Each year, various types of heaters are blamed for thousands of house fires and fatalities but Russellville Fire Marshall Bobby Malone said just a few quick and easy measures can be taken to avoid disaster.
"The number one thing is to make sure whatever heat source you are using is serviced or functioning properly," he said. "Central units or heat pumps should be inspected at least annually.
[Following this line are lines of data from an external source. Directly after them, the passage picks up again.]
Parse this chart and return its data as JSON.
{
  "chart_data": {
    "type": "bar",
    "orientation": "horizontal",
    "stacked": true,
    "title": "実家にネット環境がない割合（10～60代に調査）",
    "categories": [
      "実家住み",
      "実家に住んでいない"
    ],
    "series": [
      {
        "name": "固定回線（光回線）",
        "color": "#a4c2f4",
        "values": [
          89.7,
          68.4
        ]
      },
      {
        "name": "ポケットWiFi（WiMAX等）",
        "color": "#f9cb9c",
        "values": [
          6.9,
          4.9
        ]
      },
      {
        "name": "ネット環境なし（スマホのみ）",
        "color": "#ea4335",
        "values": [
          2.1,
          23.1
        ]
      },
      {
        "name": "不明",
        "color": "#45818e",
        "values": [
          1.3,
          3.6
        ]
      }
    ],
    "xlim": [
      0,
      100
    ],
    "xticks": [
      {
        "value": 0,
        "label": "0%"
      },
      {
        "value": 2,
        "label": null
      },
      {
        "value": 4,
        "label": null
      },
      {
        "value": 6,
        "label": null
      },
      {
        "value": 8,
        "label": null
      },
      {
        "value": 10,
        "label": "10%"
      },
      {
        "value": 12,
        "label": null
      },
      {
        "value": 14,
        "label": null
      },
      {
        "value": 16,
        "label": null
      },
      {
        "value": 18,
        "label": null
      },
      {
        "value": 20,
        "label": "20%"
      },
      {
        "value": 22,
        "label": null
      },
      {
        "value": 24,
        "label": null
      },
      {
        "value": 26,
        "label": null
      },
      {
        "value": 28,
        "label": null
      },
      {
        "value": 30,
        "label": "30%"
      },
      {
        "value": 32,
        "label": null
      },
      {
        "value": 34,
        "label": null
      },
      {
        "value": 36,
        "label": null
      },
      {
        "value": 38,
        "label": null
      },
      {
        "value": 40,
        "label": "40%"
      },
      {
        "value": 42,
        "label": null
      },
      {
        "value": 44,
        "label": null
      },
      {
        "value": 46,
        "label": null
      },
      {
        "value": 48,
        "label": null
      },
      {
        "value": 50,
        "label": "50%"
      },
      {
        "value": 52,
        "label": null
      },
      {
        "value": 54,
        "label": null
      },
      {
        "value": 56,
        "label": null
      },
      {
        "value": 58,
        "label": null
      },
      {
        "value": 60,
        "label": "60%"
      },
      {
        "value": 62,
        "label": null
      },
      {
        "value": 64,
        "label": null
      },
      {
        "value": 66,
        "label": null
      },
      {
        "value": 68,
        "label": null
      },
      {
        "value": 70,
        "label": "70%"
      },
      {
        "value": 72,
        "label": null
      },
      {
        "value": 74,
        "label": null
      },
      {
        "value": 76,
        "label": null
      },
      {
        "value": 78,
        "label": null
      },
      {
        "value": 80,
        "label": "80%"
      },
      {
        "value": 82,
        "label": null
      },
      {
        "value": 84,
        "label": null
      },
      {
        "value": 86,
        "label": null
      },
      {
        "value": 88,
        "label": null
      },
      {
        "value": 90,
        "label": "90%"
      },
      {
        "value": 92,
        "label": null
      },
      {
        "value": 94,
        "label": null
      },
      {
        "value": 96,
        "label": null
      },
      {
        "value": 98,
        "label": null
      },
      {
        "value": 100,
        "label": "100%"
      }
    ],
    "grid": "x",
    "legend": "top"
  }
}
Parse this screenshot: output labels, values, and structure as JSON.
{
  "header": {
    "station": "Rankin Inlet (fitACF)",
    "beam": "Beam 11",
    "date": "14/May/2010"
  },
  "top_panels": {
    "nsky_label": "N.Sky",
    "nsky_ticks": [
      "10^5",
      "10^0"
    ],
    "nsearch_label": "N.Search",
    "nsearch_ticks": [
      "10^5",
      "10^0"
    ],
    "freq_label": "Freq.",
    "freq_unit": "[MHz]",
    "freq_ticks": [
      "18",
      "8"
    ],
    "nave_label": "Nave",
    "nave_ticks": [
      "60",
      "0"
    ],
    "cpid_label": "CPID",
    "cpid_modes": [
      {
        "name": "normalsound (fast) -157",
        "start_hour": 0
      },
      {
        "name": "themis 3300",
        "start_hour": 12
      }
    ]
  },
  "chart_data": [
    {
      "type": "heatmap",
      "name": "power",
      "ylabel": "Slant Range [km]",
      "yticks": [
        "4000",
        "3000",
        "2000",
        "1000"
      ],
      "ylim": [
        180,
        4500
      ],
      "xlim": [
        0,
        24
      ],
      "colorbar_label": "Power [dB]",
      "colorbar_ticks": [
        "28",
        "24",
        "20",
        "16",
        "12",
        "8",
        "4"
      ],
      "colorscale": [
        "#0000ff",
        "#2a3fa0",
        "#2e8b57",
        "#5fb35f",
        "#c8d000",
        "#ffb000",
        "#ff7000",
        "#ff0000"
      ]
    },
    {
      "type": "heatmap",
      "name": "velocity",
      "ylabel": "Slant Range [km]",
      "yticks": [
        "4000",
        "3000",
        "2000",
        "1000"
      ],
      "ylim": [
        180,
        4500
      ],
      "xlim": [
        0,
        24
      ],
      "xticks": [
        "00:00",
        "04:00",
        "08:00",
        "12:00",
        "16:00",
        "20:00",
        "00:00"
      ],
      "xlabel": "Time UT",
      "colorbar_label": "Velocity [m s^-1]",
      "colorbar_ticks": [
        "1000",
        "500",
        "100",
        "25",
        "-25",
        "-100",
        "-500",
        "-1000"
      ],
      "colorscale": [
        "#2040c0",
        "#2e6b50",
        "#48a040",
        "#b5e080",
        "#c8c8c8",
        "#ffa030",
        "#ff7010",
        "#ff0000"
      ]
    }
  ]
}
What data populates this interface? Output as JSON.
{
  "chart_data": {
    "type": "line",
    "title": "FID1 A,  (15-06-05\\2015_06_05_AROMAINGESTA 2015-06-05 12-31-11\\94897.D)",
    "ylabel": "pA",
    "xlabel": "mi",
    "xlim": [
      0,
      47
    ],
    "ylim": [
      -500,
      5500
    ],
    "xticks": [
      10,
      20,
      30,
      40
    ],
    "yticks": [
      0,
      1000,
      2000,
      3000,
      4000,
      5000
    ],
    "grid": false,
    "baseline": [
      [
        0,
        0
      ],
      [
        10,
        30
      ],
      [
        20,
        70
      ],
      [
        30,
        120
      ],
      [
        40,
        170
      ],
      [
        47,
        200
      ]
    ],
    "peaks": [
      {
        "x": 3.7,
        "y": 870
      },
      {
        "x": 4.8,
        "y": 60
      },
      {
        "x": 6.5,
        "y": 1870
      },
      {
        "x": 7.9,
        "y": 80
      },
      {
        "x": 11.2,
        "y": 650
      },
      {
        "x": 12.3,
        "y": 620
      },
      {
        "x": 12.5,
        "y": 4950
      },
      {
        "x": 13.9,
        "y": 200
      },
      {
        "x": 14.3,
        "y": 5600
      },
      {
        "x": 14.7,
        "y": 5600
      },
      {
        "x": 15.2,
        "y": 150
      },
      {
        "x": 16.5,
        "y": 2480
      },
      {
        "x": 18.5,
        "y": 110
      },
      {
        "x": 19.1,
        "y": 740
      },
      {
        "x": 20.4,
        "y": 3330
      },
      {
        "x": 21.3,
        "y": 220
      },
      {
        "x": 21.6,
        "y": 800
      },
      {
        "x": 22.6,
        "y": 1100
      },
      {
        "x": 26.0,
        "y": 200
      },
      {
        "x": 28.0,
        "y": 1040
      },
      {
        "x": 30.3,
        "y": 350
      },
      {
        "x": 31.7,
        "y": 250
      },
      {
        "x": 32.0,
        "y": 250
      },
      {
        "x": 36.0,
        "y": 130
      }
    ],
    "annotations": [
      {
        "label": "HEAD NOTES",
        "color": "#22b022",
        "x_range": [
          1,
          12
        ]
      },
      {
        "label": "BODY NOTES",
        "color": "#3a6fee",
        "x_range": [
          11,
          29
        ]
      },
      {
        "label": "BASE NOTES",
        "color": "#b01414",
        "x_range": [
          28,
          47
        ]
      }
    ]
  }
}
If you haven't had an inspection, you need to have one before you turn your heater on."
Many homeowners are familiar with the smell that's omitted when you first activate your heat.
"That's just the heater burning off dust and lint," he said, adding that some caution still must be exercised. "Nine times out of ten, that's no big deal, but if you haven't had your heat pump serviced, that may be the smell of something more serious."
For families that rely on more old-fashioned sources of heat, Malone said a routine chimney cleaning is an absolute must.
"Creosote will build up in the chimney," he said. "That can block proper air flow and back the smoke up into your house," he said. "It can also start a fire in your chimney."
Space heaters have also become an increasingly popular method to warm local homes. However, if used improperly they can prove costly and sometimes fatal.
"Space heaters need a lot of space," he said. "You need to clear at least three feet from around them. Those elements get really hot and can easily start a fire if something touches them."
Space heaters' source of electricity is also a point of concern.
"You're really not supposed to plug a space heater into an extension cord, so you should avoid that at all costs," Malone said. "But, if you have to use one, make sure it's rated high enough. Most of the time a fire like this is the result of someone plugging the heater into an extension cord that can't handle it."
Regardless of the type of heat source you use, Malone advises all residents to check to be sure their smoke detectors are working properly.